Surprise ! Le client est responsable de la vérification, par un installateur électricien qualifié, de l’état de son installation électrique et sa capacité à absorber toute nouvelle puissance souscrite (tome2 de l’Officiel de l’Électricité). Il en supporte les frais selon la norme NF C 15-100 qui régit la partie qui part du coffret jusqu’à l’installation électrique du logement.

Autrement dit, suite au remplacement d’un compteur standard par un LINKY il est fortement conseillé, comme on va le voir par la suite, de faire vérifier son installation. En effet, les poseurs ne respectent pas systématiquement les règles de sécurité et la norme NF C 14-100 qui s’impose au distributeur d’électricité.

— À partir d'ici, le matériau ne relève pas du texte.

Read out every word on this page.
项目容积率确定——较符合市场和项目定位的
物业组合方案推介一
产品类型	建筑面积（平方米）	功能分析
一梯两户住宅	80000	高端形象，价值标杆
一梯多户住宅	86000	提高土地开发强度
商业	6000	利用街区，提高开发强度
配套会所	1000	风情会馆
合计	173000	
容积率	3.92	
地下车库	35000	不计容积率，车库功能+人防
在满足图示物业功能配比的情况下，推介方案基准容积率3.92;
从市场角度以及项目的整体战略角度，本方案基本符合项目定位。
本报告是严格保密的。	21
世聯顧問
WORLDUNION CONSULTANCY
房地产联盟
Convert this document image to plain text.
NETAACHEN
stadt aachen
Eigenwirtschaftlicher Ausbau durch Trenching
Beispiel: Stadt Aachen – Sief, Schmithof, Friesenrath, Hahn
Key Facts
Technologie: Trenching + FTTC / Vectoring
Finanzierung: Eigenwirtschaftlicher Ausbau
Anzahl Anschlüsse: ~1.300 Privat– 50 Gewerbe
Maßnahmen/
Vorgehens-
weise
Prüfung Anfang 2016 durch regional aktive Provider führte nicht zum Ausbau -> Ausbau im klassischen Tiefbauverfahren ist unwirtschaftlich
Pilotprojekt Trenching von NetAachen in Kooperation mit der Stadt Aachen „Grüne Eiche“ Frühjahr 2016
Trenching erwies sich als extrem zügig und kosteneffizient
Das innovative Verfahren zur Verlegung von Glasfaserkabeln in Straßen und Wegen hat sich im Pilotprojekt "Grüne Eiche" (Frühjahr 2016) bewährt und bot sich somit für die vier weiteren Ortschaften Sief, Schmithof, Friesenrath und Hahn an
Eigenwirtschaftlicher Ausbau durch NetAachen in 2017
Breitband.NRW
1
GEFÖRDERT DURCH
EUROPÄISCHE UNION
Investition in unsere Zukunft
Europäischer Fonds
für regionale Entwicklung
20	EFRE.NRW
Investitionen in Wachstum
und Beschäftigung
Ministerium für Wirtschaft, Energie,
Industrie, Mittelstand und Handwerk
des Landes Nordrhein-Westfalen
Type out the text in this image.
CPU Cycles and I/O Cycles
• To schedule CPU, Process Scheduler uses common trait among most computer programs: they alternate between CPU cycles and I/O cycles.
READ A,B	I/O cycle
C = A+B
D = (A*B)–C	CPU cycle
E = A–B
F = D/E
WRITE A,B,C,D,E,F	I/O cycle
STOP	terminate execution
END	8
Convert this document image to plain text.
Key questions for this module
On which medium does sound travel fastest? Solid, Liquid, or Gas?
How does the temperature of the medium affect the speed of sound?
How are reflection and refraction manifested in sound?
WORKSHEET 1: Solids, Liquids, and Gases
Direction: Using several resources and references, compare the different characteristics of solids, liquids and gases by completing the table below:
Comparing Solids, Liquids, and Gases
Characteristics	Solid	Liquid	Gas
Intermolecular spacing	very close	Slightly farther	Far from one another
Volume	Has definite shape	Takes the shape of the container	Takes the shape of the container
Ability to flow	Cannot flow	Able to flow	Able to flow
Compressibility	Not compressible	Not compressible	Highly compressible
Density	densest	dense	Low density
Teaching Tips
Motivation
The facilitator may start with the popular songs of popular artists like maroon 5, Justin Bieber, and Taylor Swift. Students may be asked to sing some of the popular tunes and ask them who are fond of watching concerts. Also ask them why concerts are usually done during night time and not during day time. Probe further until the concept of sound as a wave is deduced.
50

Un comble pour un service public !?

La mise en place de filtres pour bloquer la dirty electricity (électricité sale) du LINKY – durée 6’14

https://videos2.next-up.org/ENEDIS_Linky_Dirty_Electricity.html

Coût supplémentaire : le dépannage et remplacement des appareils endommagés

Ensuite n’oublions pas la réparation, voire le remplacement, des appareils électriques endommagés par le CPL injecté par LINKY dans le réseau électrique domestique. Cette pollution est appelée LDE pour Linky dirty electricity. Petite note au passage, le CPL LINKY est 500 fois plus puissant que le CPL 175 Hz utilisé par ENEDIS pour la gestion heures pleines / heures creuses. Il peut donc aisément endommager l’électroménager, ordinateur et tout autre appareil électrique branché sur le réseau de l’habitat. Il présente bien sûr des risques sanitaires pour toute personne assujettie à l’électrosensibilité.

Coût supplémentaire : les filtres à la charge du client

L’ANSES préconise l’installation de filtres pour éviter la propagation des signaux CPL (courant porteur en ligne) dans le logement (rapport de juin 2017). L’usager qui veut se protéger des désagréments du CPL LINKY devra donc investir dans des filtres conçus pour limiter les harmoniques polluantes et éviter par ailleurs l’augmentation de la consommation énergétique due à cette pollution.